Rock-Paper-Scissors is a classic game where each choice—rock, paper, or scissors—has an equal chance of winning, losing, or drawing against the other. With advancements in image recognition technology, the challenge arises to develop a model capable of accurately identifying and predicting the outcome based on an image uploaded by a user. This project is relevant in the field of computer vision, where the ability to identify objects in images is crucial for a wide range of applications.

## Project Scope:

The goal of this project is to build a predictive model using TensorFlow's Sequential API to recognize images representing the game choices of Rock, Paper, and Scissors. The model will be trained on a dataset of labeled images and then applied to predict the class of new images uploaded by users.

This project encompasses the following key steps:

1. Data Collection and Preprocessing: Gather a dataset of images that includes categories for rock, paper, and scissors. Preprocess the images by normalizing and augmenting them to enhance the diversity and robustness of the training data.

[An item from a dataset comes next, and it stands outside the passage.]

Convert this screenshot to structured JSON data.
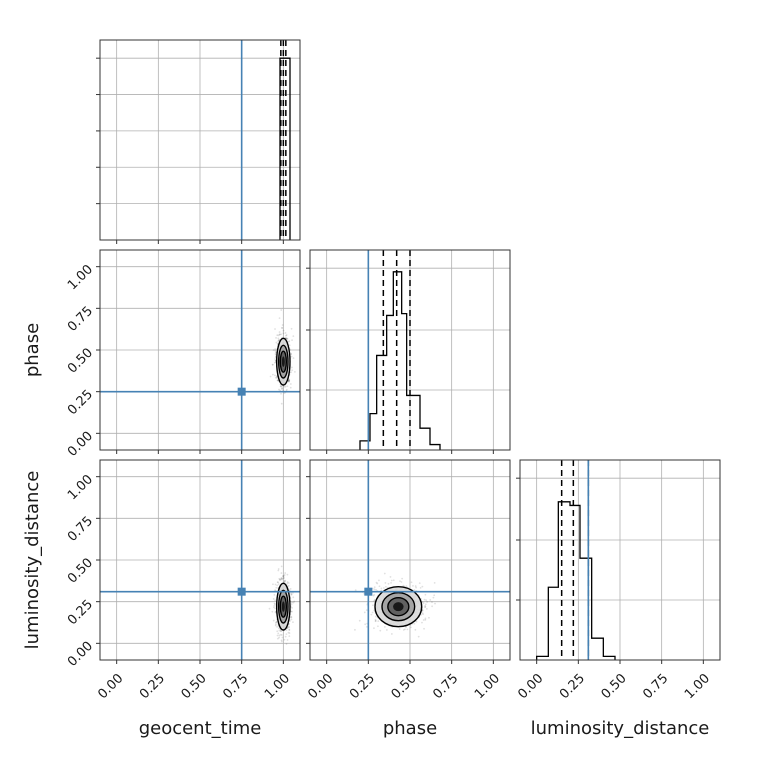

2. Model Development: Construct the predictive model using TensorFlow's Sequential API. The model will include several convolutional layers for feature extraction, followed by dense layers for final classification.

3. Training and Validation: Train the model using the processed dataset and validate it with a separate set of data to assess the model’s performance.

4. Prediction: Deploy the model to predict the category of new images uploaded by users, determining whether the image represents rock, paper, or scissors.

5. Evaluation and Refinement: Evaluate the model’s accuracy and fine-tune the parameters as needed to improve prediction performance.

## Result Model Sequential
- Accuracy: 92%
- Val Accuracy: 93%

## Conclusion:

This project successfully demonstrates how TensorFlow can be utilized to develop a predictive model capable of recognizing and predicting images from the Rock-Paper-Scissors game. The approach taken here can be extended to various other image recognition tasks, including game development, interactive applications, or other object recognition systems. The success of this project underscores the importance of high-quality datasets and well-optimized models in achieving high prediction accuracy.